Recomposta pediu as roupas Escolheu meu vestido, é? Quanto tempo você não me escolhe roupa Eu ri, alisei minha barba, olhei aquela bunda bonita sumir dentro do tecido A casa ficará trancada. Os meninos não vão ter necessidade Ela não discutiu Penteou-se diante de um caco de espelho preso a parede dos fundos da casa Se ela ao menos tivesse fugido Não fugiu Agia naturalmente Cadê o perfume? Não precisa de perfume nenhum Tinha esquecido a colônia que dei para ela de presente de aniversário O cheiro era bom Eu gostava Gosto de cheiro de mulher, despistei assim, ela olhou para trás com aqueles olhos que o meu filho caçula parecia ter herdado Não tá demorando demais não? Calma, se tá tudo bem, por que a pressa? As crianças dormindo.

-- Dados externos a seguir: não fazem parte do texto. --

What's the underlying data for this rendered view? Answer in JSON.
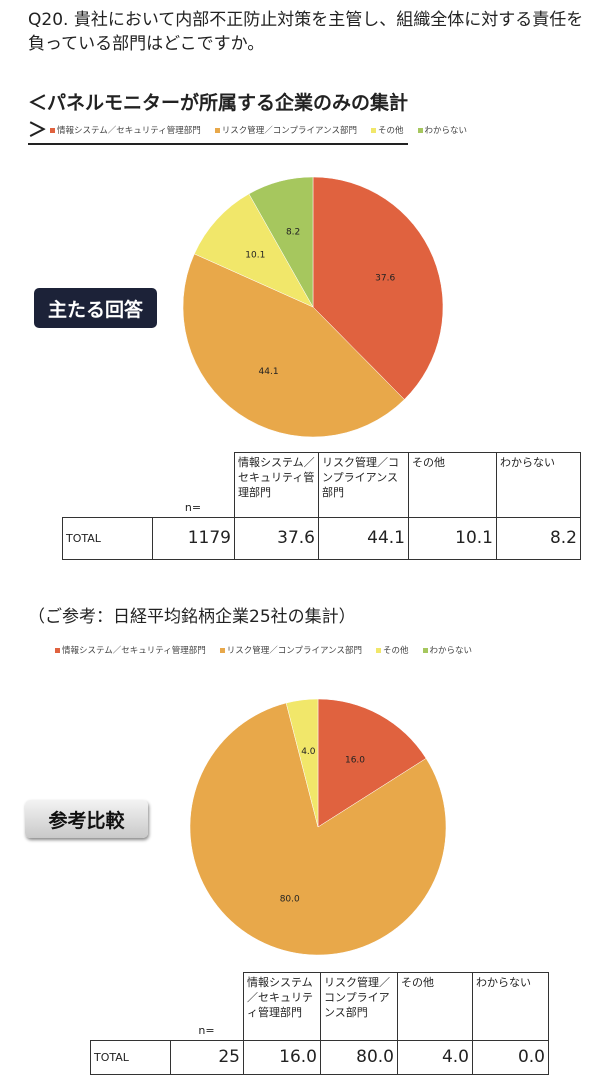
{
  "question": "Q20. 貴社において内部不正防止対策を主管し、組織全体に対する責任を負っている部門はどこですか。",
  "colors": {
    "info": "#e0623f",
    "risk": "#e8a84a",
    "other": "#f1e76a",
    "unknown": "#a6c75e"
  },
  "chart_data": [
    {
      "type": "pie",
      "title": "＜パネルモニターが所属する企業のみの集計＞",
      "badge": "主たる回答",
      "legend_position": "top",
      "categories": [
        "情報システム／セキュリティ管理部門",
        "リスク管理／コンプライアンス部門",
        "その他",
        "わからない"
      ],
      "values": [
        37.6,
        44.1,
        10.1,
        8.2
      ],
      "labels": [
        "37.6",
        "44.1",
        "10.1",
        "8.2"
      ],
      "table": {
        "n_label": "n=",
        "headers": [
          "情報システム／セキュリティ管理部門",
          "リスク管理／コンプライアンス部門",
          "その他",
          "わからない"
        ],
        "row_label": "TOTAL",
        "n": "1179",
        "cells": [
          "37.6",
          "44.1",
          "10.1",
          "8.2"
        ]
      }
    },
    {
      "type": "pie",
      "title": "（ご参考：日経平均銘柄企業25社の集計）",
      "badge": "参考比較",
      "legend_position": "top",
      "categories": [
        "情報システム／セキュリティ管理部門",
        "リスク管理／コンプライアンス部門",
        "その他",
        "わからない"
      ],
      "values": [
        16.0,
        80.0,
        4.0,
        0.0
      ],
      "labels": [
        "16.0",
        "80.0",
        "4.0",
        "0.0"
      ],
      "table": {
        "n_label": "n=",
        "headers": [
          "情報システム／セキュリティ管理部門",
          "リスク管理／コンプライアンス部門",
          "その他",
          "わからない"
        ],
        "row_label": "TOTAL",
        "n": "25",
        "cells": [
          "16.0",
          "80.0",
          "4.0",
          "0.0"
        ]
      }
    }
  ]
}
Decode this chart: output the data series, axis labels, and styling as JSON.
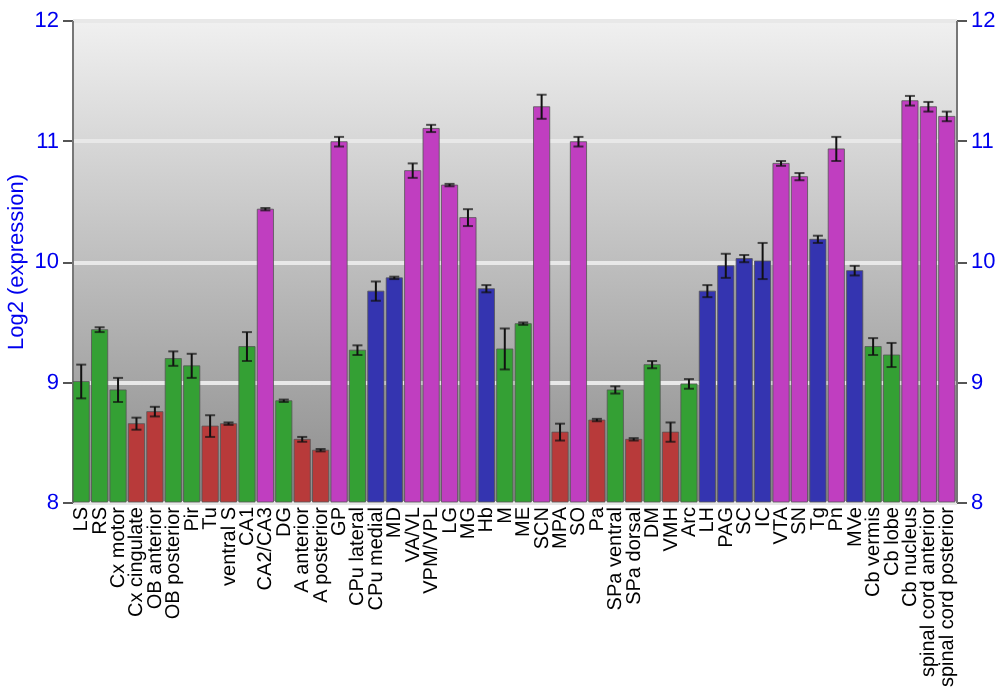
{
  "chart_data": {
    "type": "bar",
    "ylabel": "Log2 (expression)",
    "categories": [
      "LS",
      "RS",
      "Cx motor",
      "Cx cingulate",
      "OB anterior",
      "OB posterior",
      "Pir",
      "Tu",
      "ventral S",
      "CA1",
      "CA2/CA3",
      "DG",
      "A anterior",
      "A posterior",
      "GP",
      "CPu lateral",
      "CPu medial",
      "MD",
      "VA/VL",
      "VPM/VPL",
      "LG",
      "MG",
      "Hb",
      "M",
      "ME",
      "SCN",
      "MPA",
      "SO",
      "Pa",
      "SPa ventral",
      "SPa dorsal",
      "DM",
      "VMH",
      "Arc",
      "LH",
      "PAG",
      "SC",
      "IC",
      "VTA",
      "SN",
      "Tg",
      "Pn",
      "MVe",
      "Cb vermis",
      "Cb lobe",
      "Cb nucleus",
      "spinal cord anterior",
      "spinal cord posterior"
    ],
    "values": [
      9.0,
      9.43,
      8.93,
      8.65,
      8.75,
      9.19,
      9.13,
      8.63,
      8.65,
      9.29,
      10.43,
      8.84,
      8.52,
      8.43,
      10.99,
      9.26,
      9.75,
      9.86,
      10.75,
      11.1,
      10.63,
      10.36,
      9.77,
      9.27,
      9.48,
      11.28,
      8.58,
      10.99,
      8.68,
      8.93,
      8.52,
      9.14,
      8.58,
      8.98,
      9.75,
      9.96,
      10.02,
      10.0,
      10.81,
      10.7,
      10.18,
      10.93,
      9.92,
      9.29,
      9.22,
      11.33,
      11.28,
      11.2
    ],
    "errors": [
      0.14,
      0.02,
      0.1,
      0.05,
      0.04,
      0.06,
      0.1,
      0.09,
      0.01,
      0.12,
      0.01,
      0.01,
      0.02,
      0.01,
      0.04,
      0.04,
      0.08,
      0.01,
      0.06,
      0.03,
      0.01,
      0.07,
      0.03,
      0.17,
      0.01,
      0.1,
      0.07,
      0.04,
      0.01,
      0.03,
      0.01,
      0.03,
      0.08,
      0.04,
      0.05,
      0.1,
      0.03,
      0.15,
      0.02,
      0.03,
      0.03,
      0.1,
      0.04,
      0.07,
      0.1,
      0.04,
      0.04,
      0.04
    ],
    "colors": [
      "#34a034",
      "#34a034",
      "#34a034",
      "#b83a3a",
      "#b83a3a",
      "#34a034",
      "#34a034",
      "#b83a3a",
      "#b83a3a",
      "#34a034",
      "#c03ec0",
      "#34a034",
      "#b83a3a",
      "#b83a3a",
      "#c03ec0",
      "#34a034",
      "#3434b0",
      "#3434b0",
      "#c03ec0",
      "#c03ec0",
      "#c03ec0",
      "#c03ec0",
      "#3434b0",
      "#34a034",
      "#34a034",
      "#c03ec0",
      "#b83a3a",
      "#c03ec0",
      "#b83a3a",
      "#34a034",
      "#b83a3a",
      "#34a034",
      "#b83a3a",
      "#34a034",
      "#3434b0",
      "#3434b0",
      "#3434b0",
      "#3434b0",
      "#c03ec0",
      "#c03ec0",
      "#3434b0",
      "#c03ec0",
      "#3434b0",
      "#34a034",
      "#34a034",
      "#c03ec0",
      "#c03ec0",
      "#c03ec0"
    ],
    "ylim": [
      8,
      12
    ],
    "yticks": [
      8,
      9,
      10,
      11,
      12
    ],
    "y2lim": [
      8,
      12
    ],
    "y2ticks": [
      8,
      9,
      10,
      11,
      12
    ],
    "grid": "y"
  }
}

A noite é nossa Se ela me esbofeteasse para recobrar o bom senso se tivesse interferido Eu nunca tive juízo nunca Passou pela estrada um caminhão anunciando na agremiação a festa da noite É lá que nós vamos? Sim. Sem calcinha sem sutiã com uma sandália de salto vestido leve Os seios espetavam o tecido Era uma boa mulher, apesar dos filhos todos. Me esforcei para estragá-la Não consegui.

Parece uma menininha, aquela que conheci na estrada, em minha primeira viagem Cobrava pouco mais de trinta reais para se deitar num colchão à beira da estrada no meio do mato para o amor apressado Parecia, mais uma vez, aquela menina: Sonho em ser mãe Eu não gosto de crianças Você não tem um, quando tiver... Deus não vai me castigar dessa maneira Criança não é castigo Apaguei as luzes, peguei a bicicleta. Ela na garupa Os seios roçavam às minhas costas, agarrava a minha cintura O mais velho me voltava ao pensamento: ele parecia mesmo comigo. Ela perguntou o que deu em mim Vontade de ficar sozinho com você. Sozinho com você e com o mundo. Por que não me pediu isso antes? Você ocupada com os filhos: eles em primeiro lugar. Não podia montar em você: A, B , C ou estavam acordados ou não tinham jantado ou não estavam limpos. Agora a gente tá aqui. É, a gente tá aqui.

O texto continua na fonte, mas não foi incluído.